Had there been no fall, there would have been no recovery. Had there been no ruin, there would have been no redemption. Had there been no sin, there would have been no Savior. Had there been no Savior, there would have been no such songs as these…

 

“There is a fountain filled with blood

Drawn from Immanuel’s veins;

And sinners plunged beneath that flood

Lose all their guilty stains!”

___________________

 

“Amazing grace! How sweet the sound!

That saved a wretch like me!

I once was lost, but now am found,

Was blind, but now I see!.”

____________________

 

 

"Unto him that loved us, and washed us from our sins in his own blood,  And hath made us kings and priests unto God and his Father; to him be glory and dominion for ever and ever.
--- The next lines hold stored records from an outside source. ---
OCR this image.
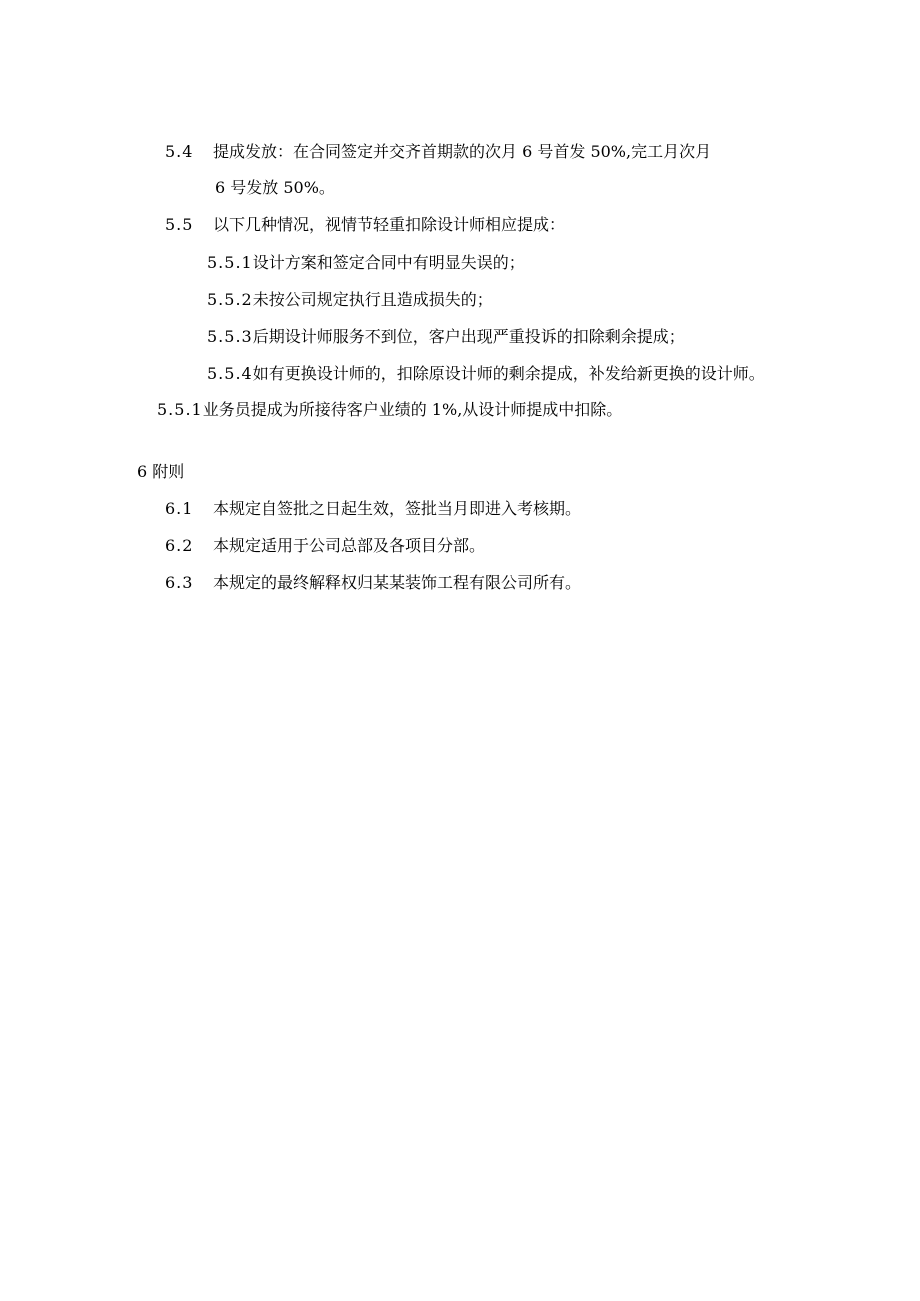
5.4 提成发放：在合同签定并交齐首期款的次月 6 号首发 50%,完工月次月
6 号发放 50%。
5.5 以下几种情况，视情节轻重扣除设计师相应提成：
5.5.1设计方案和签定合同中有明显失误的；
5.5.2未按公司规定执行且造成损失的；
5.5.3后期设计师服务不到位，客户出现严重投诉的扣除剩余提成；
5.5.4如有更换设计师的，扣除原设计师的剩余提成，补发给新更换的设计师。
5.5.1业务员提成为所接待客户业绩的 1%,从设计师提成中扣除。
6 附则
6.1 本规定自签批之日起生效，签批当月即进入考核期。
6.2 本规定适用于公司总部及各项目分部。
6.3 本规定的最终解释权归某某装饰工程有限公司所有。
Amen.   Thou art worthy to take the book, and to open the seals thereof: for thou wast slain, and hast redeemed us to God by thy blood out of every kindred, and tongue, and people, and nation;  And hast made us unto our God kings and priests: and we shall reign on the earth."

 

When we consider the sin and fall of our father Adam, and the consequences of it, we ought to bow before the throne of our great God in worshipful reverence, and say, with the apostle Paul, -- "O the depth of the riches both of the wisdom and knowledge of God! how unsearchable are his judgments, and his ways past finding out!  For who hath known the mind of the Lord? or who hath been his counsellor?  Or who hath first given to him, and it shall be recompensed unto him again?  For of him, and through him, and to him, are all things: to whom be glory for ever. Amen."